NHS cancer drugs policies have been accused of being in a ‘shambles’, after a £6,000-a-month cancer drug described as the biggest breakthrough since chemotherapy becomes licensed across Europe today but stops being available to UK sufferers.

Today marks the end of a trial scheme of funding the treatment for UK patients while its efficacy was tested, the Telegraph reports. The article refers to NICE as an NHS ‘rationing body’, saying it will not even review the drug until November.

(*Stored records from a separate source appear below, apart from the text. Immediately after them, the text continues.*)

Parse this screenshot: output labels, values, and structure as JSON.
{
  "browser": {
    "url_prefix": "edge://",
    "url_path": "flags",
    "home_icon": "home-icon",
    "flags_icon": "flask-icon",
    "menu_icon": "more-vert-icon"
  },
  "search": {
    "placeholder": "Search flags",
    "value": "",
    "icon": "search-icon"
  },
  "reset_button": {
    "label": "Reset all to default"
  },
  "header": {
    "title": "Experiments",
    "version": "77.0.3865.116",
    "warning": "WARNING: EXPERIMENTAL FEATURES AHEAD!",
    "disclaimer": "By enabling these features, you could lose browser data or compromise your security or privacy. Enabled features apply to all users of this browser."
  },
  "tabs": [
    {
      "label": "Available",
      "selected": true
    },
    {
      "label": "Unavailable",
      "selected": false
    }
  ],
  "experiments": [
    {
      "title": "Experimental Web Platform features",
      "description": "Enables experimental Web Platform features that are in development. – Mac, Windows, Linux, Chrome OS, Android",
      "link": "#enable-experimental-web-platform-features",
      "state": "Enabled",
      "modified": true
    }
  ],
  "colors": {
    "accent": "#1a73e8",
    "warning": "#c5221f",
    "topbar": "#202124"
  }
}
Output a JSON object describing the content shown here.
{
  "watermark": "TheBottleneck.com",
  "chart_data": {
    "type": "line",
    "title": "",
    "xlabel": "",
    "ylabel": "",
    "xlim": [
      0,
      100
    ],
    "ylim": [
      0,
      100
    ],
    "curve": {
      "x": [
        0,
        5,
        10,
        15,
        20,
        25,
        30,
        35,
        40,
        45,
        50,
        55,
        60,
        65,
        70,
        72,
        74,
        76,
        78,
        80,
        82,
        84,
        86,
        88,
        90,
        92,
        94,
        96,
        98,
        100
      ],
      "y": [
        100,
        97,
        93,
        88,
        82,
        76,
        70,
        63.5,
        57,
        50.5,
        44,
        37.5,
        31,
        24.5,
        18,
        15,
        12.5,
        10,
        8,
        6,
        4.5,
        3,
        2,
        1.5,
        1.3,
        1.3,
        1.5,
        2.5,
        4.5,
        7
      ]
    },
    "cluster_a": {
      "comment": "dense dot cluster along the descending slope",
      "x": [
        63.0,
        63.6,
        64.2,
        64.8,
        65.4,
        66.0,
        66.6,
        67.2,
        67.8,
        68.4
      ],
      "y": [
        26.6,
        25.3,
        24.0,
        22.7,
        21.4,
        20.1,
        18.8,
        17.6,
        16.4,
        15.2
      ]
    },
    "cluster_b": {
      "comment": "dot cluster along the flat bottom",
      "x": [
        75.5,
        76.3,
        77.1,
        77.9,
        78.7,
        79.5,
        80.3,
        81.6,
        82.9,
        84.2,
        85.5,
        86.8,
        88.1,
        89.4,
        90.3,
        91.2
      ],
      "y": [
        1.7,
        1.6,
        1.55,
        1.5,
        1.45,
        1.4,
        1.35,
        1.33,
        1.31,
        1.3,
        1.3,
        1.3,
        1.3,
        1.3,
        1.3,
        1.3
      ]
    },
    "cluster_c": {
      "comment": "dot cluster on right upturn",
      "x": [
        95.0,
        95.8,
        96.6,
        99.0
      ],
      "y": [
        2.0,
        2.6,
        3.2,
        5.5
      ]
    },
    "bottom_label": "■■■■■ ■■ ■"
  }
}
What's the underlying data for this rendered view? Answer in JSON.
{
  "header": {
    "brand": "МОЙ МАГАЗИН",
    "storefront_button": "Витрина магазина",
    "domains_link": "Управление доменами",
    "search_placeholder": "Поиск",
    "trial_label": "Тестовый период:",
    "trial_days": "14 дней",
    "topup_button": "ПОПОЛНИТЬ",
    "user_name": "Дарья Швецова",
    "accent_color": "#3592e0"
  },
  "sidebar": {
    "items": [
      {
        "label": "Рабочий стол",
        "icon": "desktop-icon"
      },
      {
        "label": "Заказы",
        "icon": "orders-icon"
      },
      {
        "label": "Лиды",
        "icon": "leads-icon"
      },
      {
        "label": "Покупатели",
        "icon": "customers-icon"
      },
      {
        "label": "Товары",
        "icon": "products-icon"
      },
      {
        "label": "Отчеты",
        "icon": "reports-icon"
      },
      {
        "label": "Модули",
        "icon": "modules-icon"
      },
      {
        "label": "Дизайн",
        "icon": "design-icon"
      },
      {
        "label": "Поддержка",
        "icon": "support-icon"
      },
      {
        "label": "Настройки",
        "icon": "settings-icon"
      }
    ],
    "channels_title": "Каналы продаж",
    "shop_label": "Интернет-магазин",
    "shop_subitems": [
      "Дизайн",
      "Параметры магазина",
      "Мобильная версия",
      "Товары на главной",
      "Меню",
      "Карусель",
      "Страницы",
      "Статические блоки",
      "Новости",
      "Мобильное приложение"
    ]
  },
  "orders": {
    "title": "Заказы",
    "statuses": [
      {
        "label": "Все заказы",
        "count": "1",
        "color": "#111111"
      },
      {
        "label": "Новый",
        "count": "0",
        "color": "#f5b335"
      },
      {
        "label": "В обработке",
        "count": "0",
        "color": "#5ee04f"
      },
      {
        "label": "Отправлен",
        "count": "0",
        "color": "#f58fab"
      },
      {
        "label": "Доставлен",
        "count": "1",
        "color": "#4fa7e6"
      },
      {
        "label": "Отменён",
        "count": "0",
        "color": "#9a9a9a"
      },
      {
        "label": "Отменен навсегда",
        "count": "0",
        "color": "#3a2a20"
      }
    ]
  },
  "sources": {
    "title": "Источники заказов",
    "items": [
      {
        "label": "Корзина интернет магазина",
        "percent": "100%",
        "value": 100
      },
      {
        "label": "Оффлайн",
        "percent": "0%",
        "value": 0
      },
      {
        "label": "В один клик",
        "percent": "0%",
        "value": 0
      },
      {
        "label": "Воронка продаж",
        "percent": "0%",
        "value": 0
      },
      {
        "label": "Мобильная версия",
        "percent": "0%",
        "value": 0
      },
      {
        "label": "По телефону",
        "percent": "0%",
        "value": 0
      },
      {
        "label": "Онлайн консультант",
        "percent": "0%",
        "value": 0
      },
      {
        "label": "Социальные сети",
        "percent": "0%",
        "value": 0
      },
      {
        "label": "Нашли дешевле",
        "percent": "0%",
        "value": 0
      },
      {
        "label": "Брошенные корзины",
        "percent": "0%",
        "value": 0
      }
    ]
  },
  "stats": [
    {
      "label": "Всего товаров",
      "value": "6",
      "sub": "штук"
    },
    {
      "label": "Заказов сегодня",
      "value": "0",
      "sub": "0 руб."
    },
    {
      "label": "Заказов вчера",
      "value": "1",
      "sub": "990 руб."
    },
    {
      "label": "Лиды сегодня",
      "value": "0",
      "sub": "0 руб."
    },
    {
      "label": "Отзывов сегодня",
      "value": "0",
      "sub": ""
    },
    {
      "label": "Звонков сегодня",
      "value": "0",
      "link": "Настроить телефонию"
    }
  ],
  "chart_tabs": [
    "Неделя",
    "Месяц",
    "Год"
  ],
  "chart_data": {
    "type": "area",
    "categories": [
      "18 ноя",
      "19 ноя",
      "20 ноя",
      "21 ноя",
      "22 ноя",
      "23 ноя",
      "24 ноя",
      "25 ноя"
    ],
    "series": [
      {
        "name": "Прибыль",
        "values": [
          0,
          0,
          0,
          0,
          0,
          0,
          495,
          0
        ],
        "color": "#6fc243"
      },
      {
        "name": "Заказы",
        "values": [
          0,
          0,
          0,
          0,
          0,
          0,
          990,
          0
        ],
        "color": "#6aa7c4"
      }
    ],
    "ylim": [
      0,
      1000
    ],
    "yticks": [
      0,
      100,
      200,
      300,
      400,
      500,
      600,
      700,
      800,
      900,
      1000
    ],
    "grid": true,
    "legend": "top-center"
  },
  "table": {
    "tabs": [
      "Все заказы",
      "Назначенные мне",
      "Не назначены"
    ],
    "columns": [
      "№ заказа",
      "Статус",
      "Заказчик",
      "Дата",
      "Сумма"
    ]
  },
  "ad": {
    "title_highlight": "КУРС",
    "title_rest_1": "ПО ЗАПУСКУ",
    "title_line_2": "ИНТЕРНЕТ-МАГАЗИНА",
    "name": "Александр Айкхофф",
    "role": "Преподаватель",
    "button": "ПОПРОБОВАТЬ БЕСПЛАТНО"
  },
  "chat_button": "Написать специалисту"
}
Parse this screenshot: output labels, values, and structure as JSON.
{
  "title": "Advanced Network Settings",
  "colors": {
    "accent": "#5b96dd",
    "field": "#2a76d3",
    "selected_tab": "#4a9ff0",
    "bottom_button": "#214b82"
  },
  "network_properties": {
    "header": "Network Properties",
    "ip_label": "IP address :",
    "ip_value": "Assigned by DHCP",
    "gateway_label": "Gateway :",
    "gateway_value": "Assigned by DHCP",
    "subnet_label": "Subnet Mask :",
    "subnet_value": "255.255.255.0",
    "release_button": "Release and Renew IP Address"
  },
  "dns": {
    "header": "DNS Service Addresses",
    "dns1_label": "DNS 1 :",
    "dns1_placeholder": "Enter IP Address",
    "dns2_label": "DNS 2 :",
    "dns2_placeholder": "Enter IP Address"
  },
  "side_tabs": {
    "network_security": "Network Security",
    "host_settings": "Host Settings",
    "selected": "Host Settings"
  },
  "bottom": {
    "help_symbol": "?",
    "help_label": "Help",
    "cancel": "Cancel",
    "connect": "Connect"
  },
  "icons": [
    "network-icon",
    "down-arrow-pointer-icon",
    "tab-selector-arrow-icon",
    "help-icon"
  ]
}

Four million Britons have not drunk a glass of water in over a week, according to the Daily Mail. The astonishing claim comes as a survey of 1,000 Brits showed just one in four drink the recommended two litres of water a day.

GP Dr Ellie Cannon told the Mail that ‘one in five’ GP appointments are ‘due to tiredness and fatigue’ and that she personally believed up to 12% of those cases could be down to dehydration.

She said: ‘Water is the healthiest way to hydrate; it energises us, aids digestion and weight loss and improves the complexion to name just a few of the benefits. Despite this, many people are drinking far less than they should and their health could be suffering as a result.’

Meanwhile, the Independent reports that kids that suffered from ADHD but ‘grew out of it’ actually have higher IQs as adults. The study from King’s College London suggests this may mean those with higher intelligence may be more likely to grow out of the condition, which is the most common behavioural disorder in the UK.

The paper also picks up Pulse’s report that recruiters are suggesting UK-based GPs switch the Government’s seven-day working plans for a four-day week in New Zealand.